Cette lettre n’est pas un coup de colère isolé. Depuis plusieurs années, militaires, gendarmes et policiers dénoncent des retards chroniques de salaires, des détournements de primes et un mépris hiérarchique devenu insupportable. La spécificité de cette fois tient à l’origine de la fronde : les BIR sont le fer de lance de la lutte contre Boko Haram dans l’Extrême Nord et contre les rebelles ambazoniens dans les régions anglophones. Leur loyauté était jusqu’ici considérée comme inébranlable. La rendre publique, c’est briser un tabou. C’est aussi la preuve que la contestation n’est plus cantonnée aux petits gradés oubliés des postes avancés, mais qu’elle gagne les unités les plus proches du pouvoir.
Ce malaise profond prend racine dans un système où l’armée, pilier du régime depuis 1982, est à la fois sursollicitée et mal traitée. Les soldats se plaignent de soldes impayées pendant trois à quatre mois, de primes de risque jamais versées et d’officiers supérieurs qui, selon leurs subordonnés, se servent allègrement dans les fonds destinés aux troupes. Parallèlement, le gouvernement communique sur les « sacrifices » des forces de défense sans en garantir le minimum vital. Cette contradiction, dans un pays où le président Biya incarne un immobilisme sécuritaire, alimente un sentiment d’abandon qui pourrait devenir explosif. L’armée camerounaise, habituellement discrète, montre des signes d’épuisement.

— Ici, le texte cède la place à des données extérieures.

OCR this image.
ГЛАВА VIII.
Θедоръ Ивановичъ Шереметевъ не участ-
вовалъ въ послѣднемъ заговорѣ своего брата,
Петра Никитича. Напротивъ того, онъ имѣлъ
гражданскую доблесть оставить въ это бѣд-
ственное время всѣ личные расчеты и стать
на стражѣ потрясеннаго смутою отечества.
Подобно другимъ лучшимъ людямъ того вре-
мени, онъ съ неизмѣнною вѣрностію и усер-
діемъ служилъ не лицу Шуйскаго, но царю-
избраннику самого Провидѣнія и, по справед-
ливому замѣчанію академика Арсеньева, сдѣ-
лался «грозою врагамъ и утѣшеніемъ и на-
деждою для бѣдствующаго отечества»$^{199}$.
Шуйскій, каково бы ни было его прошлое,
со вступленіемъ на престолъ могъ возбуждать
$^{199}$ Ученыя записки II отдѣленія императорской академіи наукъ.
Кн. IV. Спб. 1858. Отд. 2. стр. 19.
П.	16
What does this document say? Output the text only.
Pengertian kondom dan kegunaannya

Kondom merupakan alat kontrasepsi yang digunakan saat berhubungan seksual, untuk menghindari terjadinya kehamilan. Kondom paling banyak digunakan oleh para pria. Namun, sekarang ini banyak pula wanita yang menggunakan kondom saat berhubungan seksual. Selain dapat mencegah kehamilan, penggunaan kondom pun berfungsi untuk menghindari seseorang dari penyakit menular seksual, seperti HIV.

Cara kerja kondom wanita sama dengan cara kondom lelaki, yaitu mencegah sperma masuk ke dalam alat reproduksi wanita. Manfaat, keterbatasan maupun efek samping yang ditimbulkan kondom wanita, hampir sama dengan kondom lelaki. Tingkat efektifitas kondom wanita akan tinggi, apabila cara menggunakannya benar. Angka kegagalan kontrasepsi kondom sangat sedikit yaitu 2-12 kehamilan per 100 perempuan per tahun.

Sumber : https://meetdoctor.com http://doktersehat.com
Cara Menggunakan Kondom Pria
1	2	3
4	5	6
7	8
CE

Pour Paul Biya, le risque n’est pas celui d’un putsch immédiat. Les officiers généraux restent acquis au régime. En revanche, le danger est celui d’une déliquescence interne, d’un refus d’obéissance diffus ou de désertions massives dans les zones de conflit. Si la hiérarchie militaire ne réagit pas rapidement en payant les arriérés et en sanctionnant les détourneurs, la défiance pourrait s’étendre à d’autres unités. À court terme, le pouvoir tentera de calmer la base par des promesses et des mutations, mais sans réforme budgétaire et disciplinaire en profondeur, la grogne restera latente. Un officier en mission prolongée qui ne peut nourrir sa famille devient un soldat dangereux.

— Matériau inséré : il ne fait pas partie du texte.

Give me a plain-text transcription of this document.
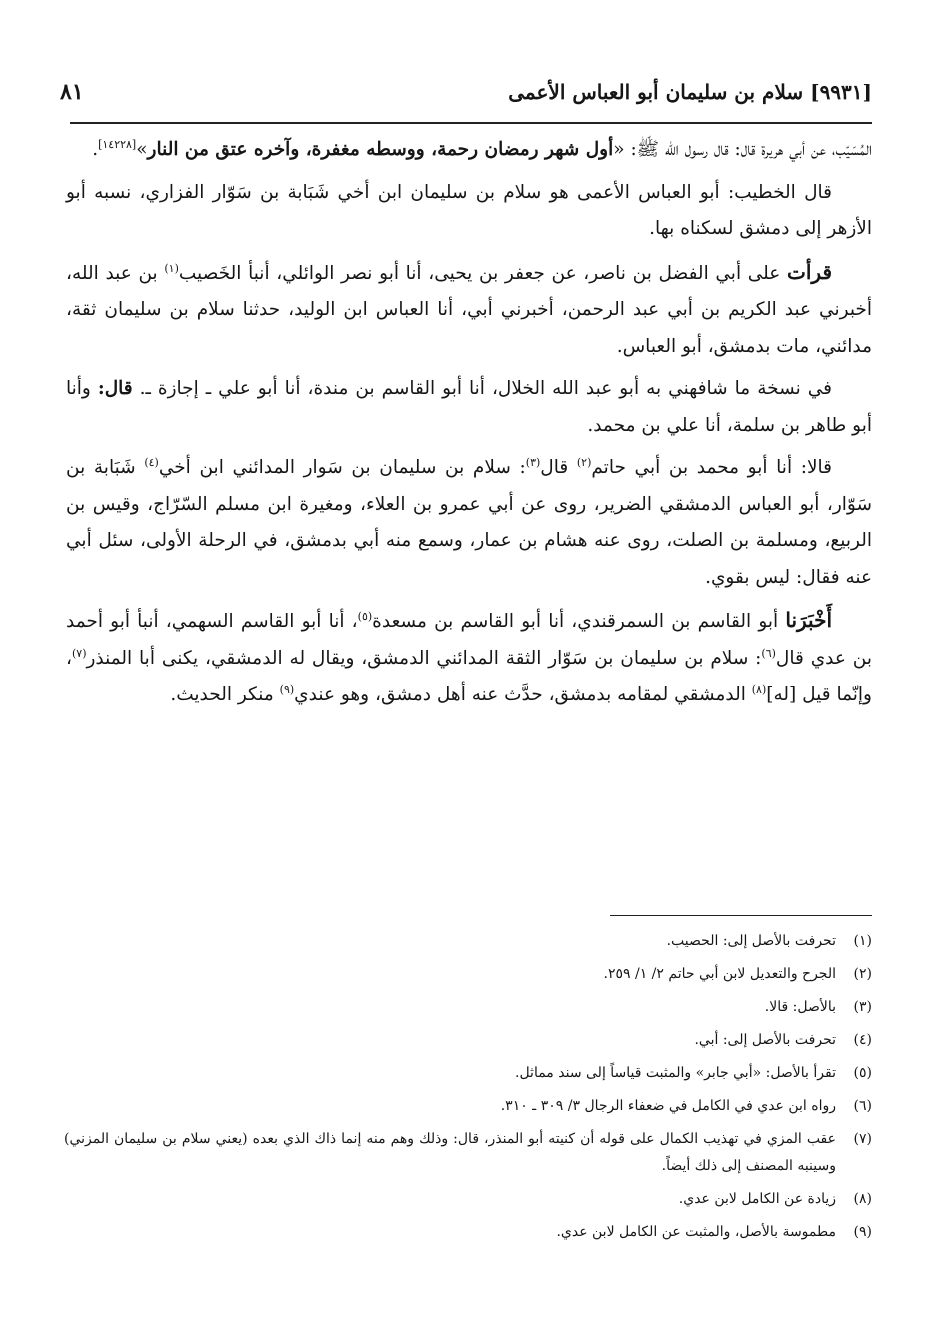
[٩٩٣١] سلام بن سليمان أبو العباس الأعمى
٨١

المُسَيّب، عن أبي هريرة قال: قال رسول الله ﷺ: «أول شهر رمضان رحمة، ووسطه مغفرة، وآخره عتق من النار»[١٤٢٢٨].

قال الخطيب: أبو العباس الأعمى هو سلام بن سليمان ابن أخي شَبَابة بن سَوّار الفزاري، نسبه أبو الأزهر إلى دمشق لسكناه بها.

قرأت على أبي الفضل بن ناصر، عن جعفر بن يحيى، أنا أبو نصر الوائلي، أنبأ الخَصيب$^{(١)}$ بن عبد الله، أخبرني عبد الكريم بن أبي عبد الرحمن، أخبرني أبي، أنا العباس ابن الوليد، حدثنا سلام بن سليمان ثقة، مدائني، مات بدمشق، أبو العباس.

في نسخة ما شافهني به أبو عبد الله الخلال، أنا أبو القاسم بن مندة، أنا أبو علي ـ إجازة ـ. قال: وأنا أبو طاهر بن سلمة، أنا علي بن محمد.

قالا: أنا أبو محمد بن أبي حاتم$^{(٢)}$ قال$^{(٣)}$: سلام بن سليمان بن سَوار المدائني ابن أخي$^{(٤)}$ شَبَابة بن سَوّار، أبو العباس الدمشقي الضرير، روى عن أبي عمرو بن العلاء، ومغيرة ابن مسلم السّرّاج، وقيس بن الربيع، ومسلمة بن الصلت، روى عنه هشام بن عمار، وسمع منه أبي بدمشق، في الرحلة الأولى، سئل أبي عنه فقال: ليس بقوي.

أَخْبَرَنا أبو القاسم بن السمرقندي، أنا أبو القاسم بن مسعدة$^{(٥)}$، أنا أبو القاسم السهمي، أنبأ أبو أحمد بن عدي قال$^{(٦)}$: سلام بن سليمان بن سَوّار الثقة المدائني الدمشق، ويقال له الدمشقي، يكنى أبا المنذر$^{(٧)}$، وإنّما قيل [له]$^{(٨)}$ الدمشقي لمقامه بدمشق، حدَّث عنه أهل دمشق، وهو عندي$^{(٩)}$ منكر الحديث.

(١)
تحرفت بالأصل إلى: الحصيب.
(٢)
الجرح والتعديل لابن أبي حاتم ٢/ ١/ ٢٥٩.
(٣)
بالأصل: قالا.
(٤)
تحرفت بالأصل إلى: أبي.
(٥)
تقرأ بالأصل: «أبي جابر» والمثبت قياساً إلى سند مماثل.
(٦)
رواه ابن عدي في الكامل في ضعفاء الرجال ٣/ ٣٠٩ ـ ٣١٠.
(٧)
عقب المزي في تهذيب الكمال على قوله أن كنيته أبو المنذر، قال: وذلك وهم منه إنما ذاك الذي بعده (يعني سلام بن سليمان المزني) وسينبه المصنف إلى ذلك أيضاً.
(٨)
زيادة عن الكامل لابن عدي.
(٩)
مطموسة بالأصل، والمثبت عن الكامل لابن عدي.
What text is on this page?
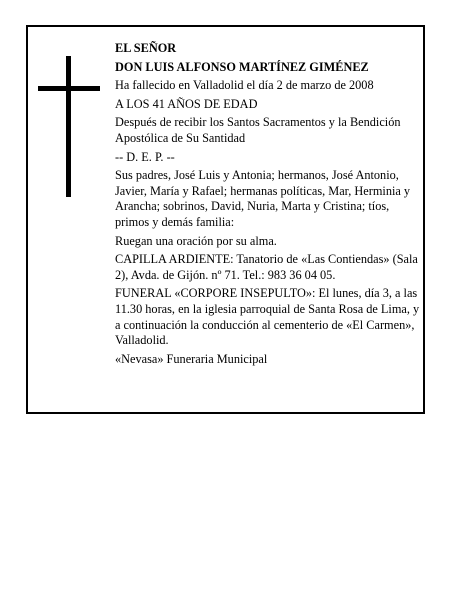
EL SEÑOR

DON LUIS ALFONSO MARTÍNEZ GIMÉNEZ

Ha fallecido en Valladolid el día 2 de marzo de 2008

A LOS 41 AÑOS DE EDAD

Después de recibir los Santos Sacramentos y la Bendición Apostólica de Su Santidad

-- D. E. P. --

Sus padres, José Luis y Antonia; hermanos, José Antonio, Javier, María y Rafael; hermanas políticas, Mar, Herminia y Arancha; sobrinos, David, Nuria, Marta y Cristina; tíos, primos y demás familia:

Ruegan una oración por su alma.

CAPILLA ARDIENTE: Tanatorio de «Las Contiendas» (Sala 2), Avda. de Gijón. nº 71. Tel.: 983 36 04 05.

FUNERAL «CORPORE INSEPULTO»: El lunes, día 3, a las 11.30 horas, en la iglesia parroquial de Santa Rosa de Lima, y a continuación la conducción al cementerio de «El Carmen», Valladolid.

«Nevasa» Funeraria Municipal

Un gradé ayant servi dans l’Extrême Nord, sous couvert d’anonymat, résume la situation : « Nos chefs à Yaoundé roulent en 4×4 neufs et construisent des villas, tandis que nos hommes dorment sous des tentes trouées et envoient des mandats vides à leurs femmes. La lettre de Wum, c’est un cri de rage. » Ce témoignage reflète une réalité que la presse locale ose à peine aborder, tant la parole militaire est encadrée. Par ailleurs, la crise anglophone, qui a fait des milliers de morts et déplacés, a montré les limites de la répression. Des soldats, envoyés sans préparation ni équipement suffisant, ont fini par douter du sens de leur mission. Ajouter à cela la paie qui n’arrive pas, et le cocktail devient explosif.
Ce qui change, aujourd’hui, c’est l’audience. La lettre des sous-officiers du BIR circule sur les réseaux sociaux, est commentée discrètement dans les casernes et inspire d’autres corps de métier. Les gendarmes des régions reculées, eux aussi, commencent à faire entendre leur mécontentement. Le pouvoir camerounais a l’habitude de gérer les crises par la répression ou la rétention d’information, mais l’armée reste une vache sacrée que l’on ne peut ni emprisonner massivement, ni ignorer. L’équation est simple : un régime qui ne paie pas ses soldats perd sa meilleure assurance vie. Pour l’instant, Paul Biya tient. Mais le murmure des casernes devient un grondement.